بِسْمِ اللهِ الرَّحْمٰنِ الرَّحِيمِ
Dini ve İLmi ARAştırmalar Merkezi

Hadis-i Şerif

"Yahudiler Allah'ı bırakıp bilginlerini, hristiyanlarda ruhbanlarını ve Meryem oğlu İsa'yı rabbler edindiler.." mealindeki Et-Tevbe suresinin 31'inci ayetinde buyurdu. Buradaki sebeb olan alamet yani hükmü değiştirmek, inkar olan hakiki küfrün yerinde kaim olmuştur.
Ümmetin ittifakıyla, Kur'an ve sünnette kat'i suretle helal olan bir şeyi haram inanmak; yahud haram olan bir şeyi helal inanmak küfürdür. Çünkü bu şeriati değiştirmektir; ki "rabbler edindiler" demekle ifade olundu.

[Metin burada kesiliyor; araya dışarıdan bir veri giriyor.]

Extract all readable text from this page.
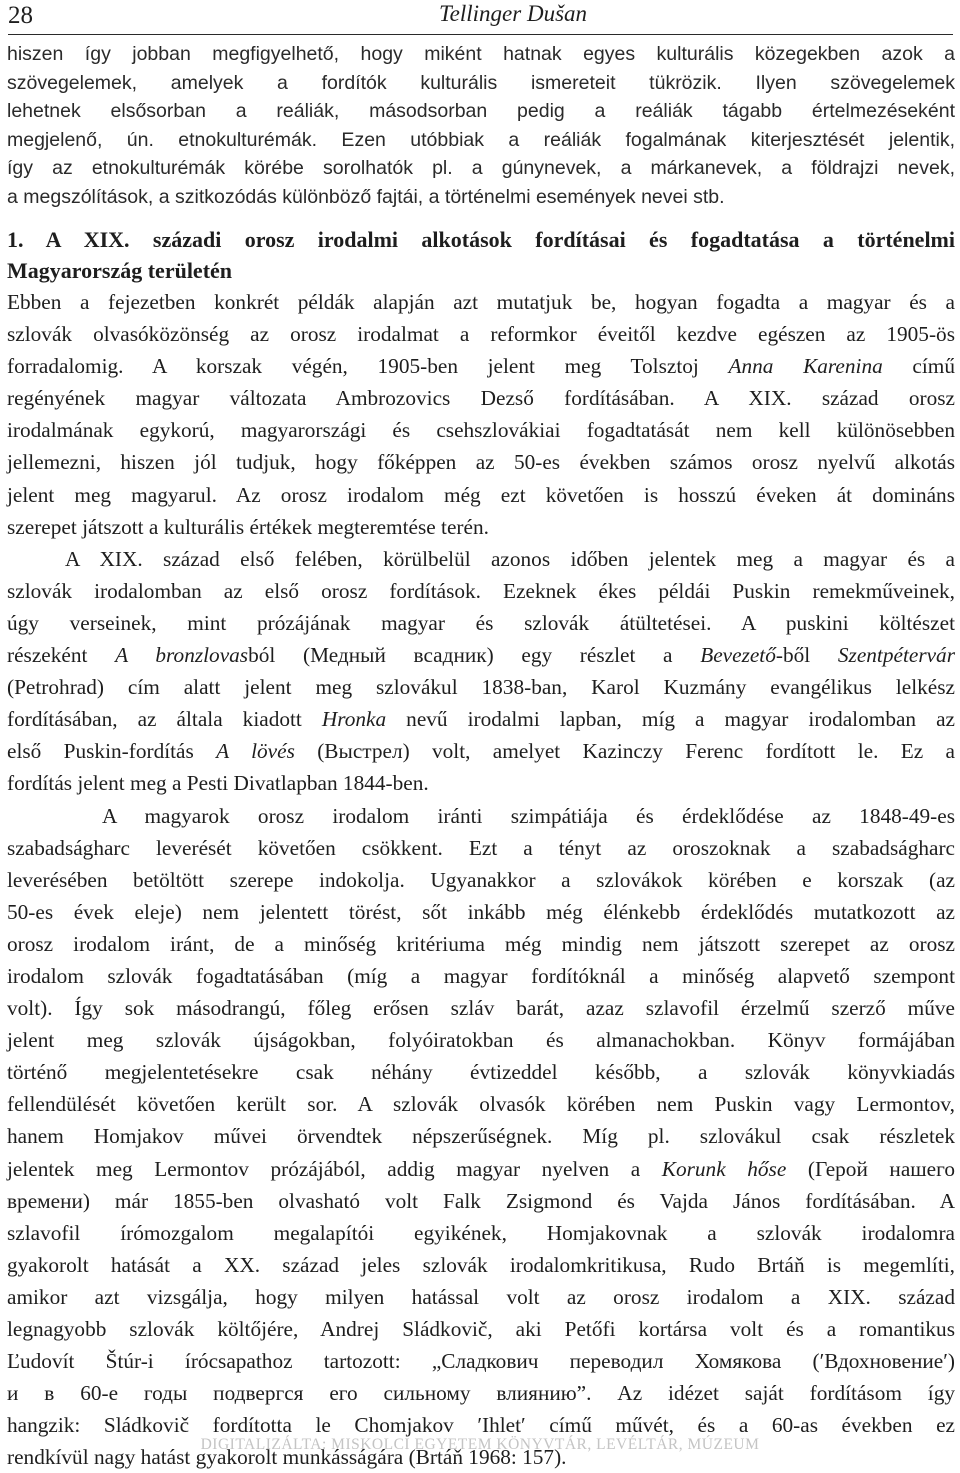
28	Tellinger Dušan
hiszen így jobban megfigyelhető, hogy miként hatnak egyes kulturális közegekben azok a
szövegelemek, amelyek a fordítók kulturális ismereteit tükrözik. Ilyen szövegelemek
lehetnek elsősorban a reáliák, másodsorban pedig a reáliák tágabb értelmezéseként
megjelenő, ún. etnokulturémák. Ezen utóbbiak a reáliák fogalmának kiterjesztését jelentik,
így az etnokulturémák körébe sorolhatók pl. a gúnynevek, a márkanevek, a földrajzi nevek,
a megszólítások, a szitkozódás különböző fajtái, a történelmi események nevei stb.
1. A XIX. századi orosz irodalmi alkotások fordításai és fogadtatása a történelmi
Magyarország területén
Ebben a fejezetben konkrét példák alapján azt mutatjuk be, hogyan fogadta a magyar és a
szlovák olvasóközönség az orosz irodalmat a reformkor éveitől kezdve egészen az 1905-ös
forradalomig. A korszak végén, 1905-ben jelent meg Tolsztoj Anna Karenina című
regényének magyar változata Ambrozovics Dezső fordításában. A XIX. század orosz
irodalmának egykorú, magyarországi és csehszlovákiai fogadtatását nem kell különösebben
jellemezni, hiszen jól tudjuk, hogy főképpen az 50-es években számos orosz nyelvű alkotás
jelent meg magyarul. Az orosz irodalom még ezt követően is hosszú éveken át domináns
szerepet játszott a kulturális értékek megteremtése terén.
A XIX. század első felében, körülbelül azonos időben jelentek meg a magyar és a
szlovák irodalomban az első orosz fordítások. Ezeknek ékes példái Puskin remekműveinek,
úgy verseinek, mint prózájának magyar és szlovák átültetései. A puskini költészet
részeként A bronzlovasból (Медный всадник) egy részlet a Bevezető-ből Szentpétervár
(Petrohrad) cím alatt jelent meg szlovákul 1838-ban, Karol Kuzmány evangélikus lelkész
fordításában, az általa kiadott Hronka nevű irodalmi lapban, míg a magyar irodalomban az
első Puskin-fordítás A lövés (Выстрел) volt, amelyet Kazinczy Ferenc fordított le. Ez a
fordítás jelent meg a Pesti Divatlapban 1844-ben.
A magyarok orosz irodalom iránti szimpátiája és érdeklődése az 1848-49-es
szabadságharc leverését követően csökkent. Ezt a tényt az oroszoknak a szabadságharc
leverésében betöltött szerepe indokolja. Ugyanakkor a szlovákok körében e korszak (az
50-es évek eleje) nem jelentett törést, sőt inkább még élénkebb érdeklődés mutatkozott az
orosz irodalom iránt, de a minőség kritériuma még mindig nem játszott szerepet az orosz
irodalom szlovák fogadtatásában (míg a magyar fordítóknál a minőség alapvető szempont
volt). Így sok másodrangú, főleg erősen szláv barát, azaz szlavofil érzelmű szerző műve
jelent meg szlovák újságokban, folyóiratokban és almanachokban. Könyv formájában
történő megjelentetésekre csak néhány évtizeddel később, a szlovák könyvkiadás
fellendülését követően került sor. A szlovák olvasók körében nem Puskin vagy Lermontov,
hanem Homjakov művei örvendtek népszerűségnek. Míg pl. szlovákul csak részletek
jelentek meg Lermontov prózájából, addig magyar nyelven a Korunk hőse (Герой нашего
времени) már 1855-ben olvasható volt Falk Zsigmond és Vajda János fordításában. A
szlavofil írómozgalom megalapítói egyikének, Homjakovnak a szlovák irodalomra
gyakorolt hatását a XX. század jeles szlovák irodalomkritikusa, Rudo Brtáň is megemlíti,
amikor azt vizsgálja, hogy milyen hatással volt az orosz irodalom a XIX. század
legnagyobb szlovák költőjére, Andrej Sládkovič, aki Petőfi kortársa volt és a romantikus
Ľudovít Štúr-i írócsapathoz tartozott: „Сладкович переводил Хомякова (ʹВдохновениеʹ)
и в 60-е годы подвергся его сильному влиянию”. Az idézet saját fordításom így
hangzik: Sládkovič fordította le Chomjakov ʹIhletʹ című művét, és a 60-as években ez
rendkívül nagy hatást gyakorolt munkásságára (Brtáň 1968: 157).
DIGITALIZÁLTA: MISKOLCI EGYETEM KÖNYVTÁR, LEVÉLTÁR, MÚZEUM
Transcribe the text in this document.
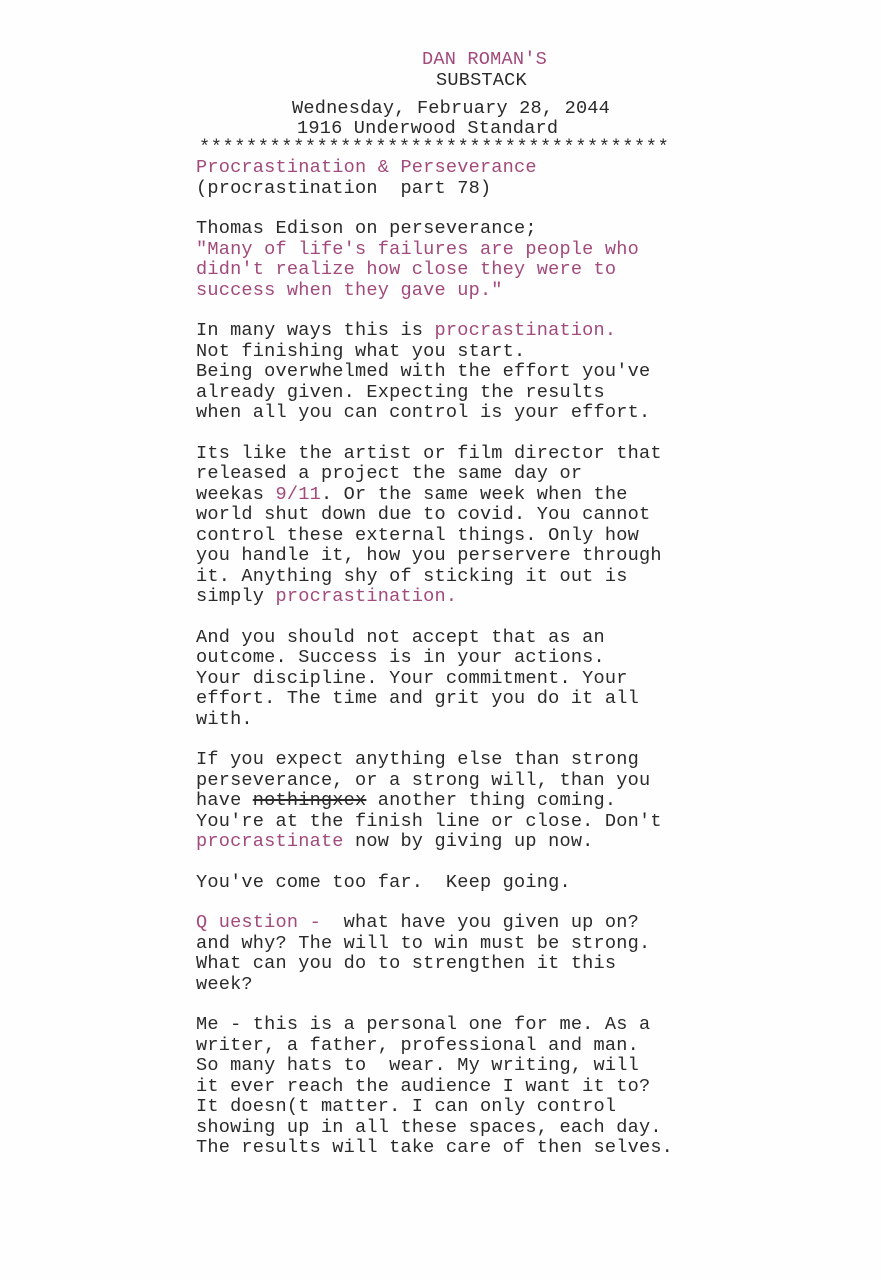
DAN ROMAN'S
SUBSTACK
Wednesday, February 28, 2044
1916 Underwood Standard
****************************************
Procrastination & Perseverance
(procrastination  part 78)
Thomas Edison on perseverance;
"Many of life's failures are people who
didn't realize how close they were to
success when they gave up."
In many ways this is procrastination.
Not finishing what you start.
Being overwhelmed with the effort you've
already given. Expecting the results
when all you can control is your effort.
Its like the artist or film director that
released a project the same day or
weekas 9/11. Or the same week when the
world shut down due to covid. You cannot
control these external things. Only how
you handle it, how you perservere through
it. Anything shy of sticking it out is
simply procrastination.
And you should not accept that as an
outcome. Success is in your actions.
Your discipline. Your commitment. Your
effort. The time and grit you do it all
with.
If you expect anything else than strong
perseverance, or a strong will, than you
have nothingxex another thing coming.
You're at the finish line or close. Don't
procrastinate now by giving up now.
You've come too far.  Keep going.
Q uestion -  what have you given up on?
and why? The will to win must be strong.
What can you do to strengthen it this
week?
Me - this is a personal one for me. As a
writer, a father, professional and man.
So many hats to  wear. My writing, will
it ever reach the audience I want it to?
It doesn(t matter. I can only control
showing up in all these spaces, each day.
The results will take care of then selves.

Nitekim Tirmizi, Sa'lebi ve daha başkalarının tahric ettikleri bir hadiste Adi bin Hatem söyle demiştir: Ben Rasulullah sallallahu aleyhi ve sellem'in yanına gittiğimde, boynumda altından bir haç vardı.

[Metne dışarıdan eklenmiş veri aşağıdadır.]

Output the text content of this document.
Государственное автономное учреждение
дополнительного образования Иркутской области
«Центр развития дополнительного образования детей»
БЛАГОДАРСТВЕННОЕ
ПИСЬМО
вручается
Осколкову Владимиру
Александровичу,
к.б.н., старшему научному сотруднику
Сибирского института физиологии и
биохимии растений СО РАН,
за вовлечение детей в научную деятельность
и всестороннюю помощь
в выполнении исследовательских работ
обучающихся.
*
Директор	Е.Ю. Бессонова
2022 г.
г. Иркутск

Rasulullah sallallahu aleyhi ve sellem: "Ey Adi, şu putu kendinden at" buyurdu; ve akabinde yukarıdaki ayet-i kerimeyi tilavet etti. Bunun üzerine ben de: "Hristiyanlar ve yahudiler, bilginlerine tapmadılar" dedim. Akabinde Rasulullah sallallahu aleyhi ve sellem:
"Onlar Allah Teala'nın helal kıldığı şeyi haram sayıyorlar; binaenaleyh onu harama çeviriyorlardı. Allah'ın haram kıldığı şeyleri helal sayıyorlar; binaenaleyh onu helale çeviriyorlardı, değil mi?" diye sordu; ben de:
"Evet." dedim;
"Bu onlara ibadetleridir" buyurdu.
Ashabdan Huzeyfe radıyallahu anh, yukarıdaki ayetin hükmünden sorulunca aynı cevabı vermiştir.

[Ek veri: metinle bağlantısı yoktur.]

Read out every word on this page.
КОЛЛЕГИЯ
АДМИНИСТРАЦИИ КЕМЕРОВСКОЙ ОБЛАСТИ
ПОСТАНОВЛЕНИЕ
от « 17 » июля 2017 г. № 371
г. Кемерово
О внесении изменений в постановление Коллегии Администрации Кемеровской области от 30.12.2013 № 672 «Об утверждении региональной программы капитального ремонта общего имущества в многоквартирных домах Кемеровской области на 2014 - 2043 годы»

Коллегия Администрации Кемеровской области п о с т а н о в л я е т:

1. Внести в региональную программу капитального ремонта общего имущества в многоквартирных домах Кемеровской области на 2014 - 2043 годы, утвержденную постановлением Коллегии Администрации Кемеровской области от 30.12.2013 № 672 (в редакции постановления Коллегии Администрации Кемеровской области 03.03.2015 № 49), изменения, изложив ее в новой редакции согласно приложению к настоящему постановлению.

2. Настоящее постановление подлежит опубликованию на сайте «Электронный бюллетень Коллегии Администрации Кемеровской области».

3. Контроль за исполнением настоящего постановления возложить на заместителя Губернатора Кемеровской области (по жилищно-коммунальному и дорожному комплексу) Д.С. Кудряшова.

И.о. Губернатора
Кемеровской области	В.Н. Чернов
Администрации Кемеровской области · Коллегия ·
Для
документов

Unutmayalım ki "feyuharrimunehu" ve "feyessitehillunehu" 'daki taz'if ve "sin" harfi istihale manasını tazmin etmektedir. Bundan dolayı "çeviriyorlardı"  diye tecrüme ettik. İşte istihlal-i ma'siyet dediğimiz budur. Nitekim dilimizde de bir kimseye ifratla boyun eğdiği ve teslim olduğu takdirde : "Filana tapıyor" denilir.  Bu takdirde yukarıdaki ayet ve hadiste, hem teşbih ve hem istiare vardır. Büsbütün Kur'an ve hadislerin hükümlerini ortadan kaldırmak ve hakimiyeti bir reise, bir alime, bir topluma vermek; irtikab-ı masiyet değil, istihlal-i ma'siyet olduğundan hakiki küfürdür. Fakat hakimiyeti Allah'tan başkasına vermeksizin bir kısmını icra etmek, bir kısmını ihmal etmek, irtikab-ı masiyettir. Eğer irtikab-ı masiyet de, kıyas, inkar ve hafife almak olmaksızın ise büyük günahtır; mecazen küfür ve şirkle isimlendirilir. Aksi takdirde sebeb fiilin yerine kaim olduğundan, hükmi küfürdür ve buna şirk denilir.